- Tim Spafford
- 01/05
What is user-centred design and how does it produce better products?
User centred design means involving users at every stage of the product development process. This methodology is used to gain insight into products and how users interpret them, which helps to turn issues or haps into solutions.
It involves putting the user at the centre of the development process and helps designers and other team members to understand user needs, issues and concerns around a product. This may lead businesses to look into other ways they can manufacture a product, e.g. using HDPE resin molds if they are focused on creating durable plastic goods.
We’ve highlighted how user centred design produces better products.
User centred design means the focus remains on the end user
Designers can easily find themselves falling into the trap of designing products for themselves or their client and lose sight of the end user and the issues that they may need solving.
By involving the target audience of a product from the very start, designers and researchers can have an ongoing and open discussion with them which will make it easier to develop the product as time goes on. Taking the user’s perspective may be necessary to reach your goal of user centered design. As a result, you can focus on solving their challenges instead of launching a product that might be easy for you to get to the market. An organization can, therefore, get an almost completely right product the first time it is launched, instead of waiting until it is released and having to make significant changes.
To grasp the needs and requirements of users for a product, a team can gather qualitative data through focus groups and user interviews with the target market. For instance, if you operate a medical device manufacturing unit, conducting user interviews and market research surveys can reveal customer preferences. This gathered data becomes valuable for making well-informed decisions regarding product design, pricing, and marketing strategies. If you’re interested, you can Click here to explore market research in healthcare and its impact on medical device product design. Similarly, if your focus is on smartphone manufacturing, user interviews can be conducted to understand the features and functions customers are seeking. This information can then be utilized to make informed decisions about product design and pricing.

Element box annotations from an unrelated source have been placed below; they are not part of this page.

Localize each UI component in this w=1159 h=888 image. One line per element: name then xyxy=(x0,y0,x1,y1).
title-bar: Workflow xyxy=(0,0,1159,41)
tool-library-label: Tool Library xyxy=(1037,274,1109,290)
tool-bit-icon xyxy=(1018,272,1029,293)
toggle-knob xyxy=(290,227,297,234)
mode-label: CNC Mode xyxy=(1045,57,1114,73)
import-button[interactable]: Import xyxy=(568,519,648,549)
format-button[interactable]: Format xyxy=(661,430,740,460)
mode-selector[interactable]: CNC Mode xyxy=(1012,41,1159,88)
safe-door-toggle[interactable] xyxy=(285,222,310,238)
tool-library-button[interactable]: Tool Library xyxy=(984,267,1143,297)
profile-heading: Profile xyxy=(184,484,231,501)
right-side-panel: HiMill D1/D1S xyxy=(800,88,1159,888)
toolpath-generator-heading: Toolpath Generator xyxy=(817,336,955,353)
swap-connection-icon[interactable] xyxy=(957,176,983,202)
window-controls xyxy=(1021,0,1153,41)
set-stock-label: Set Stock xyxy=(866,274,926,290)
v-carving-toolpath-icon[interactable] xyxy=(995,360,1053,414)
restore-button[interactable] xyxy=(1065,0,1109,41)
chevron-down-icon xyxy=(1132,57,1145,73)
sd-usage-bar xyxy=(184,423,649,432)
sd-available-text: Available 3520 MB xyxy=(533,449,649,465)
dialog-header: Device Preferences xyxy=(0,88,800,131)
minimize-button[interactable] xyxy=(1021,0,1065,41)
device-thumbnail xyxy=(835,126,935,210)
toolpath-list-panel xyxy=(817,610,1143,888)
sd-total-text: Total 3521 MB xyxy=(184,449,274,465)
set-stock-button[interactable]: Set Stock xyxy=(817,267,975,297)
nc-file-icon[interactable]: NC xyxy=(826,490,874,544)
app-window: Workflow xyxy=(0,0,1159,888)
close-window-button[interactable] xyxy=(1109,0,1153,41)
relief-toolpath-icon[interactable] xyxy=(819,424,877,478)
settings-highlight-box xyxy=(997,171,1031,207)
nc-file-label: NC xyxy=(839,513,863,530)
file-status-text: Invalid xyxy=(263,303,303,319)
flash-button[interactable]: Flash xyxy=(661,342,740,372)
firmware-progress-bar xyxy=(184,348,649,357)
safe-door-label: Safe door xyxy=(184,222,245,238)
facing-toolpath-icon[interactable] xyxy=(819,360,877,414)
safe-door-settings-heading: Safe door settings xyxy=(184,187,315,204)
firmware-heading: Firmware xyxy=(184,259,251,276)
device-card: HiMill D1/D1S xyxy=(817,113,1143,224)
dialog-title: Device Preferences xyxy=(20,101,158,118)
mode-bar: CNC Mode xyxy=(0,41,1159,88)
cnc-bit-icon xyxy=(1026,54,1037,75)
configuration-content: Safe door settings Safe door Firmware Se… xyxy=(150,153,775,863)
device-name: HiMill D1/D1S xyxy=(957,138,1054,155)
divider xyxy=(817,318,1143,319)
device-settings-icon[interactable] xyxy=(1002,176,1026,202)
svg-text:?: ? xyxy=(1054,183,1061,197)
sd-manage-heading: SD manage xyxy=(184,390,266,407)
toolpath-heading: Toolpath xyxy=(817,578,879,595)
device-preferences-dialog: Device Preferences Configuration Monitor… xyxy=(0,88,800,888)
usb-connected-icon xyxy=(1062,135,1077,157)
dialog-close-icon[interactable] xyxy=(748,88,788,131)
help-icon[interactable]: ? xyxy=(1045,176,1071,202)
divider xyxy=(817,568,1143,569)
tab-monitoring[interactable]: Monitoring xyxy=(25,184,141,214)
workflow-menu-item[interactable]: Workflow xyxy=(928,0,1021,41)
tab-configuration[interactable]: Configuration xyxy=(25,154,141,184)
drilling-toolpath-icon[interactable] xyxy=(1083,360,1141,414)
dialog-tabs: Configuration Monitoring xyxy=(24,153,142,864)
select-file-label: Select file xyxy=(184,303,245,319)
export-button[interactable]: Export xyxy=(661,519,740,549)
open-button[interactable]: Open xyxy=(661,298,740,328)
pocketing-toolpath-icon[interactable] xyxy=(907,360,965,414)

Your manufacturing and design team can use this valuable information to modify the existing product in order to address market demands. Furthermore, GD&T (Geometric Dimensioning and Tolerancing) can be used to ensure that products are manufactured according to their design specifications. In order to manufacture a product, you will need to take into account tolerances, surface finishes, and other technical specifications. You can define them using GD&T symbols like a circularity symbol.
If you get your target audience to try a product, you will better be able to see first hand the struggles they have or listen as they discuss a product and ask questions. What do they want? What do they actually need? Do they want cheap? Do they want something that simply fulfils a basic task or something that is intuitive and high-tech?
Understanding what users want will mean you are likely to succeed even more from a commercial point of view. So whilst hitting a brief is obviously great, there is more to the design and production process than ticking boxes of a brief.
When doing focus groups or interviews, you might consider filming these so that you can watch sessions back and remind yourself points where a user struggled or found something particularly pleasing. Following feedback, you can then create more prototypes that build on the insights gathered in sessions, meaning you are constantly improving your product until it ticks both design brief boxes and user experience boxes.
For many businesses, a user centred approach may not seem like the most commercial choice. However, in the long run this method will help you to avoid potential bad reviews or bad sales that might happen as a result of the product not being anything like what a user needs or expects. User centred design allows you to pinpoint exactly what you need to provide for your customers and what they will pay for.